When Johann Georg Volkart unexpectedly died in 1861, Salomon Volkart continued the business with non-family partners. This period saw the establishment of a subsidiary in London (1868). Due to political and economic challenges, frequent changes in leadership, and his declining health, Salomon Volkart withdrew from active business in 1875, remaining a silent partner until his death in 1893. The headquarters relocated again in 1879 to the former Bank in Winterthur building. In 1905, the company built its first administrative building, the Volkart-Haus, near Winterthur's main train station.

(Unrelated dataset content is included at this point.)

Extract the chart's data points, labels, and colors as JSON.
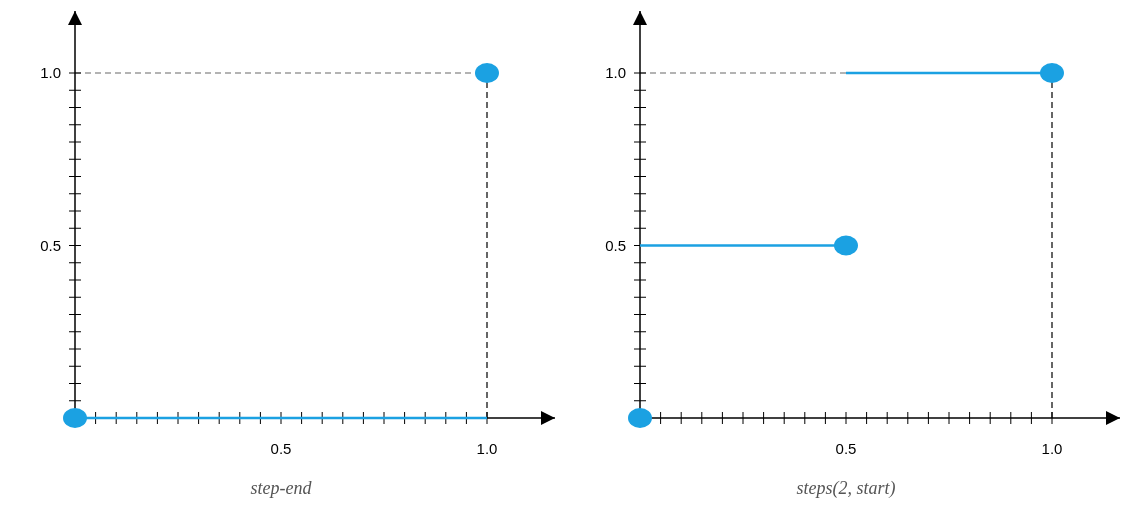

Through the marriage of Lilly Volkart (1855–1916) to Theodor Reinhart, the business passed to the Reinhart family in 1912, who still oversee its operations today. By 1926, the company had 80 branches in India, making it Switzerland's primary representative there. The headquarters moved once more to Gebrüder Volkart building at St. Georgenplatz 2, near the station. The leadership returned to the Volkart-Haus in 1955. The sons of Theodor, Georg, and Werner, later joined the company, continuing their father's philanthropic efforts.

== Mergers ==
In 1985, Andreas Reinhart took over the company, initiating an ambitious investment strategy that ultimately weakened the company. The company sold its coffee business to the Erb Group in 1989, operating under the name Volcafe thereafter. Until 1999, it was the world's fourth-largest cotton trader. The company also held a majority stake in the Suhrkamp Verlag until 1999.

== Recent activity ==
Today, Volkart's website only mentions its various foundations; the former trading giant is no longer active in business, apart from several investments.